Google has until the beginning of next month to indicate to the European Union's top antitrust official that it is willing to negotiate remedies to allegations of anti-competitive business practices, or else face a formal complaint and possible fines. If negotiations don't yield an acceptable remedy, "formal proceedings will continue through the adoption of a Statement of Objections," said E.U. Competition Commissioner Joaquín Almunia, in a speech at a legal conference in St. Gallen, Switzerland. "I want to give the company the opportunity to offer remedy proposals that would avoid lengthy proceedings," Almunia said. "By early July, I expect to receive from Google concrete signs of their willingness to explore this route."

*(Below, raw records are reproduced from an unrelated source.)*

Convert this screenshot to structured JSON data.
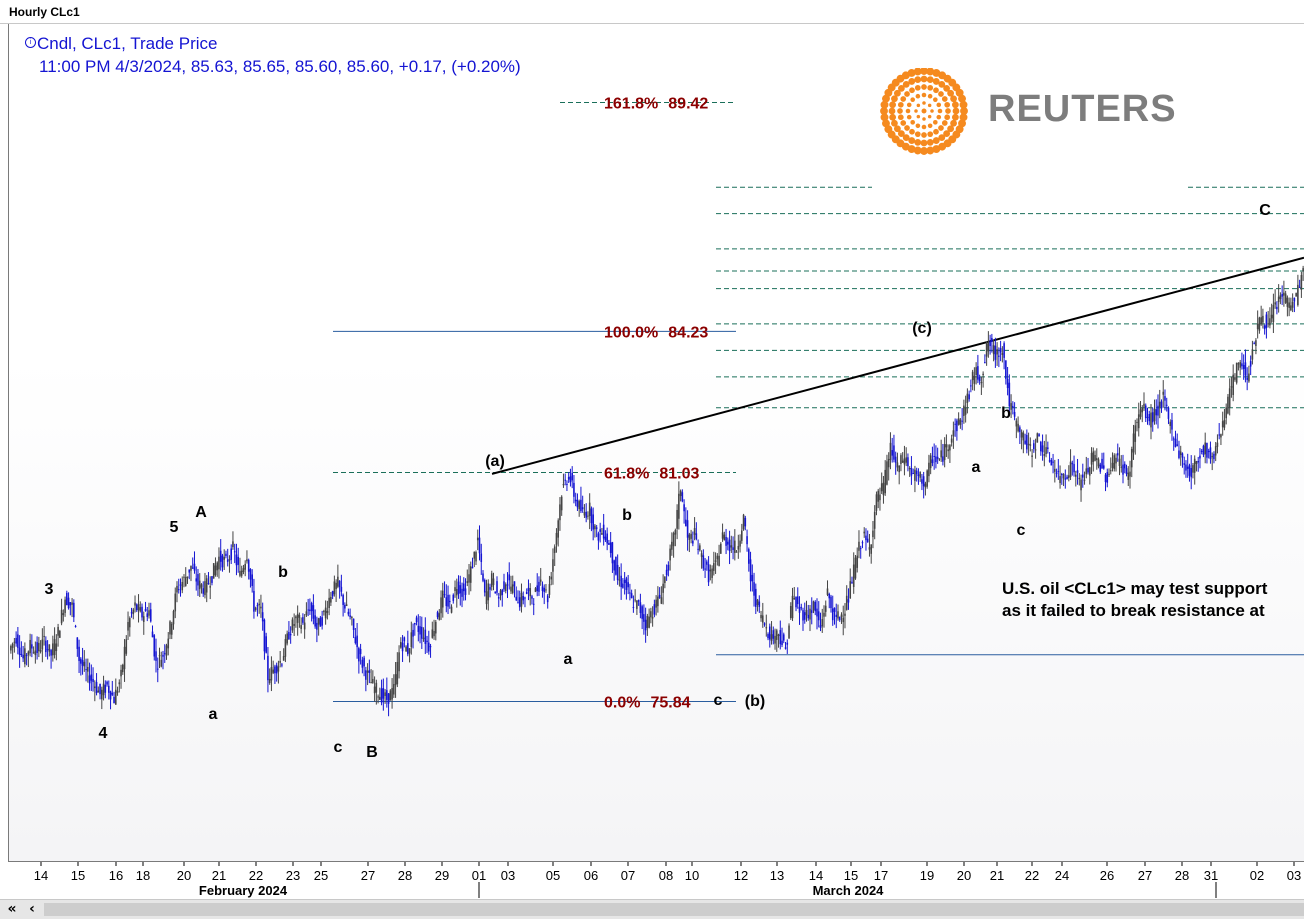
{
  "window": {
    "title": "Hourly CLc1"
  },
  "legend": {
    "line1": "Cndl, CLc1, Trade Price",
    "line2": "11:00 PM 4/3/2024, 85.63, 85.65, 85.60, 85.60, +0.17, (+0.20%)"
  },
  "logo": {
    "text": "REUTERS",
    "color": "#f58a1f"
  },
  "annotation": {
    "line1": "U.S. oil <CLc1> may test support",
    "line2": "as it failed to break resistance at"
  },
  "colors": {
    "candles": "#1414d2",
    "fib_label": "#8b0000",
    "fib_line": "#1a6f5a",
    "axis": "#000000"
  },
  "chart_data": {
    "type": "candlestick",
    "title": "Hourly CLc1",
    "ylim": [
      72.2,
      91.2
    ],
    "x_tick_labels": [
      "14",
      "15",
      "16",
      "18",
      "20",
      "21",
      "22",
      "23",
      "25",
      "27",
      "28",
      "29",
      "01",
      "03",
      "05",
      "06",
      "07",
      "08",
      "10",
      "12",
      "13",
      "14",
      "15",
      "17",
      "19",
      "20",
      "21",
      "22",
      "24",
      "26",
      "27",
      "28",
      "31",
      "02",
      "03"
    ],
    "month_labels": [
      "February 2024",
      "March 2024"
    ],
    "fibonacci_levels": [
      {
        "label": "161.8%",
        "value": "89.42",
        "y": 89.42
      },
      {
        "label": "100.0%",
        "value": "84.23",
        "y": 84.23
      },
      {
        "label": "61.8%",
        "value": "81.03",
        "y": 81.03
      },
      {
        "label": "0.0%",
        "value": "75.84",
        "y": 75.84
      }
    ],
    "wave_labels": [
      "3",
      "4",
      "5",
      "A",
      "a",
      "b",
      "c",
      "B",
      "(a)",
      "a",
      "b",
      "c",
      "(b)",
      "(c)",
      "a",
      "b",
      "c",
      "C"
    ],
    "price_path": [
      [
        0,
        77.0
      ],
      [
        2,
        77.3
      ],
      [
        4,
        76.8
      ],
      [
        6,
        77.1
      ],
      [
        8,
        77.0
      ],
      [
        10,
        77.2
      ],
      [
        12,
        76.9
      ],
      [
        14,
        77.4
      ],
      [
        16,
        78.2
      ],
      [
        18,
        78.0
      ],
      [
        20,
        76.8
      ],
      [
        22,
        76.5
      ],
      [
        24,
        76.3
      ],
      [
        26,
        76.0
      ],
      [
        28,
        76.2
      ],
      [
        30,
        75.9
      ],
      [
        32,
        76.4
      ],
      [
        34,
        77.6
      ],
      [
        36,
        78.0
      ],
      [
        38,
        77.8
      ],
      [
        40,
        77.9
      ],
      [
        42,
        76.7
      ],
      [
        44,
        76.9
      ],
      [
        46,
        77.5
      ],
      [
        48,
        78.4
      ],
      [
        50,
        78.6
      ],
      [
        52,
        78.9
      ],
      [
        54,
        78.5
      ],
      [
        56,
        78.4
      ],
      [
        58,
        78.7
      ],
      [
        60,
        79.1
      ],
      [
        62,
        79.0
      ],
      [
        64,
        79.3
      ],
      [
        66,
        78.7
      ],
      [
        68,
        79.2
      ],
      [
        70,
        78.0
      ],
      [
        72,
        77.9
      ],
      [
        74,
        76.4
      ],
      [
        76,
        76.6
      ],
      [
        78,
        76.8
      ],
      [
        80,
        77.4
      ],
      [
        82,
        77.7
      ],
      [
        84,
        77.6
      ],
      [
        86,
        78.0
      ],
      [
        88,
        77.5
      ],
      [
        90,
        77.8
      ],
      [
        92,
        78.3
      ],
      [
        94,
        78.5
      ],
      [
        96,
        78.0
      ],
      [
        98,
        77.6
      ],
      [
        100,
        76.9
      ],
      [
        102,
        76.5
      ],
      [
        104,
        76.2
      ],
      [
        106,
        76.0
      ],
      [
        108,
        75.9
      ],
      [
        110,
        76.1
      ],
      [
        112,
        77.2
      ],
      [
        114,
        77.0
      ],
      [
        116,
        77.6
      ],
      [
        118,
        77.4
      ],
      [
        120,
        77.1
      ],
      [
        122,
        77.7
      ],
      [
        124,
        78.2
      ],
      [
        126,
        78.0
      ],
      [
        128,
        78.5
      ],
      [
        130,
        78.3
      ],
      [
        132,
        78.8
      ],
      [
        134,
        79.5
      ],
      [
        136,
        78.2
      ],
      [
        138,
        78.6
      ],
      [
        140,
        78.2
      ],
      [
        142,
        78.6
      ],
      [
        144,
        78.4
      ],
      [
        146,
        78.1
      ],
      [
        148,
        78.3
      ],
      [
        150,
        78.2
      ],
      [
        152,
        78.6
      ],
      [
        154,
        78.2
      ],
      [
        156,
        79.4
      ],
      [
        158,
        80.6
      ],
      [
        160,
        81.0
      ],
      [
        162,
        80.4
      ],
      [
        164,
        80.1
      ],
      [
        166,
        80.2
      ],
      [
        168,
        79.6
      ],
      [
        170,
        79.7
      ],
      [
        172,
        79.3
      ],
      [
        174,
        78.6
      ],
      [
        176,
        78.5
      ],
      [
        178,
        78.1
      ],
      [
        180,
        78.0
      ],
      [
        182,
        77.6
      ],
      [
        184,
        77.9
      ],
      [
        186,
        78.2
      ],
      [
        188,
        78.8
      ],
      [
        190,
        79.5
      ],
      [
        192,
        80.7
      ],
      [
        194,
        79.5
      ],
      [
        196,
        79.6
      ],
      [
        198,
        79.1
      ],
      [
        200,
        78.7
      ],
      [
        202,
        78.9
      ],
      [
        204,
        79.6
      ],
      [
        206,
        79.4
      ],
      [
        208,
        79.3
      ],
      [
        210,
        80.0
      ],
      [
        212,
        78.6
      ],
      [
        214,
        78.0
      ],
      [
        216,
        77.6
      ],
      [
        218,
        77.3
      ],
      [
        220,
        77.4
      ],
      [
        222,
        77.0
      ],
      [
        224,
        78.2
      ],
      [
        226,
        77.9
      ],
      [
        228,
        77.8
      ],
      [
        230,
        78.0
      ],
      [
        232,
        77.5
      ],
      [
        234,
        78.3
      ],
      [
        236,
        77.7
      ],
      [
        238,
        77.8
      ],
      [
        240,
        78.2
      ],
      [
        242,
        79.0
      ],
      [
        244,
        79.6
      ],
      [
        246,
        79.3
      ],
      [
        248,
        80.4
      ],
      [
        250,
        80.7
      ],
      [
        252,
        81.6
      ],
      [
        254,
        81.1
      ],
      [
        256,
        81.4
      ],
      [
        258,
        81.0
      ],
      [
        260,
        80.9
      ],
      [
        262,
        80.8
      ],
      [
        264,
        81.4
      ],
      [
        266,
        81.3
      ],
      [
        268,
        81.6
      ],
      [
        270,
        82.0
      ],
      [
        272,
        82.2
      ],
      [
        274,
        82.7
      ],
      [
        276,
        83.3
      ],
      [
        278,
        83.2
      ],
      [
        280,
        84.0
      ],
      [
        282,
        83.7
      ],
      [
        284,
        83.9
      ],
      [
        286,
        82.6
      ],
      [
        288,
        82.1
      ],
      [
        290,
        81.8
      ],
      [
        292,
        81.5
      ],
      [
        294,
        81.8
      ],
      [
        296,
        81.5
      ],
      [
        298,
        81.3
      ],
      [
        300,
        80.9
      ],
      [
        302,
        81.0
      ],
      [
        304,
        81.2
      ],
      [
        306,
        80.8
      ],
      [
        308,
        81.0
      ],
      [
        310,
        81.4
      ],
      [
        312,
        81.2
      ],
      [
        314,
        80.9
      ],
      [
        316,
        81.4
      ],
      [
        318,
        81.2
      ],
      [
        320,
        80.9
      ],
      [
        322,
        82.1
      ],
      [
        324,
        82.5
      ],
      [
        326,
        82.2
      ],
      [
        328,
        82.4
      ],
      [
        330,
        82.7
      ],
      [
        332,
        82.1
      ],
      [
        334,
        81.6
      ],
      [
        336,
        81.2
      ],
      [
        338,
        81.0
      ],
      [
        340,
        81.4
      ],
      [
        342,
        81.6
      ],
      [
        344,
        81.3
      ],
      [
        346,
        81.9
      ],
      [
        348,
        82.5
      ],
      [
        350,
        83.1
      ],
      [
        352,
        83.6
      ],
      [
        354,
        83.2
      ],
      [
        356,
        84.0
      ],
      [
        358,
        84.6
      ],
      [
        360,
        84.3
      ],
      [
        362,
        84.8
      ],
      [
        364,
        85.1
      ],
      [
        366,
        84.8
      ],
      [
        368,
        85.0
      ],
      [
        370,
        85.6
      ]
    ]
  }
}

Facebook Holds a Vote and Turnout is Low

It has more than 900 million people. It has its own currency. And this month, for the first time, the digital republic known as Facebook held elections of a sort: it offered users a chance to vote on the way the site is governed, including how the company deploys its users’ data. Turnout was spectacularly bad in the digital republic that the writer Rebecca Mackinnon has dubbed Facebookistan. Fewer than 350,000 Facebook users voted, or under four percent. “Given these efforts and the subsequent turnout,” Elliot Schrage, its vice president of communications and public policy, wrote on the site, “We plan to review this process to determine how to maximize our ability to promote user engagement and participation in our site governance process in the future.”

Apple to Pay Millions for Australian 4G iPad Debacle

Apple is facing a penalty of more than $2 million Australian for allegedly misleading consumers by promoting the 4G capabilities of the new iPad despite its incompatibility with Australia’s sole 4G network, run by Telstra.

Apple agreed to pay A$2.25 million in fines and A$300,000 in legal fees to settle the case brought against it by the Australian Competition & Consumer Commission, though the presiding judge, Mordecai Bromberg of the Federal Court in Victoria, is unsure whether that’s a sufficient penalty. He has declined to approve the settlement until he’s told how many customers felt they’d been misled by the “iPad + 4G” branding Apple used in Australia, and learns more about the company’s finances.